A 48-year-old drink driver who was convicted after a trial has been handed a suspended sentence and three year ban.
Stewart Gray was also ordered to pay £3,310 prosecution costs, due to a trial being necessary.
Gray was more than twice the drink-drive limit when police spoke to him in a car park in Santon.
Magistrates also ordered him to take an extended driving test at the end of his ban and complete a drink-driving rehabilitation course.
Prosecuting advocate Barry Swain told the court that an off-duty police officer saw Gray driving a Hyundai Corner on June 9, at 4am.
He described the defendant’s vehicle as wandering across the carriageway and nearly colliding with a kerb.
He followed Gray to a car park at Murray’s Motorcycle Museum where he parked.
The off-duty officer called for assistance and uniformed officers arrived.
The defendant was described as slurring his words and smelling of alcohol, and was asked to take a breathalyser test.
He then pulled out a hip flask and said: ‘Is this where the hip flask comes in?
‘I know I’m going to fail this.’
The test showed as above the legal alcohol limit and Gray added: ‘I told you so.’
He was subsequently arrested and taken to police headquarters, where a further test was taken and produced a reading of 80, more than twice the legal limit of 35.
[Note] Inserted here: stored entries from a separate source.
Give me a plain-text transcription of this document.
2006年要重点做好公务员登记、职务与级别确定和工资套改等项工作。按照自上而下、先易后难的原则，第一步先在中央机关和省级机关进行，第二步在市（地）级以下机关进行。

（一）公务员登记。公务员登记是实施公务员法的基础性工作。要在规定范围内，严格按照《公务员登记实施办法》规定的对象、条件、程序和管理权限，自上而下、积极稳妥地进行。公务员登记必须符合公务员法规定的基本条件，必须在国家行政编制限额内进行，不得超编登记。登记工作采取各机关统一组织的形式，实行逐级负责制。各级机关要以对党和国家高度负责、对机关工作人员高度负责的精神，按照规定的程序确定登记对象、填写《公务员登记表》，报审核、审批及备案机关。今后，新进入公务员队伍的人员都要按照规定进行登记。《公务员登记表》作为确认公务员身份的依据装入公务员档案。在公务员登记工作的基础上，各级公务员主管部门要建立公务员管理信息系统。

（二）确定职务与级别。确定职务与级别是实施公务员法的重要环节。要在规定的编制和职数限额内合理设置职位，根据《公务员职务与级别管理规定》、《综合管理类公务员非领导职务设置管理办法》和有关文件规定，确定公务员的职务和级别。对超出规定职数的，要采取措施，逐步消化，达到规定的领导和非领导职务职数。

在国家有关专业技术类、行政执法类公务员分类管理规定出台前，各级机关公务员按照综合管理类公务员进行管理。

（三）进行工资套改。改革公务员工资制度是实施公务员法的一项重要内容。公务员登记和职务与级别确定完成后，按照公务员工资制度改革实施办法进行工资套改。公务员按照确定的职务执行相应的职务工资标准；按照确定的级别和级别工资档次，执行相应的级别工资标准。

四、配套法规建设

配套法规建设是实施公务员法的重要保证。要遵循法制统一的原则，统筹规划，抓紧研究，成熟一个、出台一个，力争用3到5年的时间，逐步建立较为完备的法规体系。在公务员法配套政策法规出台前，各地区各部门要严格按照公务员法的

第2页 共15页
In court, Gray pleaded not guilty to drink-driving and a summary court trial was held where he was found guilty.
Defence advocate Laurence Vaughan-Williams said that Gray had been involved in a row with his wife, so had decided to drive his car to the Fairy Bridge.
He said he had then decided to ‘bed down’ for the night in his car in the museum car park.
Mr Vaughan-Williams said that Gray had not believed he was over the limit and had claimed that he had just had a drink from his hip flask while parked.
The advocate said that this was known as ‘a hip flask defence’, but unfortunately expert evidence had not supported it.
Mr Vaughan-Williams said that there may have been an element of self-deception, whereby defendants deny any opposing evidence and convince themselves they are innocent.
The advocate said that the inevitable driving ban would have a devastating effect upon his client as he was wheelchair-bound and his wife could not drive.
Magistrates sentenced Gray to three months’ custody, suspended for 12 months, and also made him the subject of a three-month suspended sentence supervision order.
He will pay the prosecution costs at a rate of £10 per week, deducted from benefits.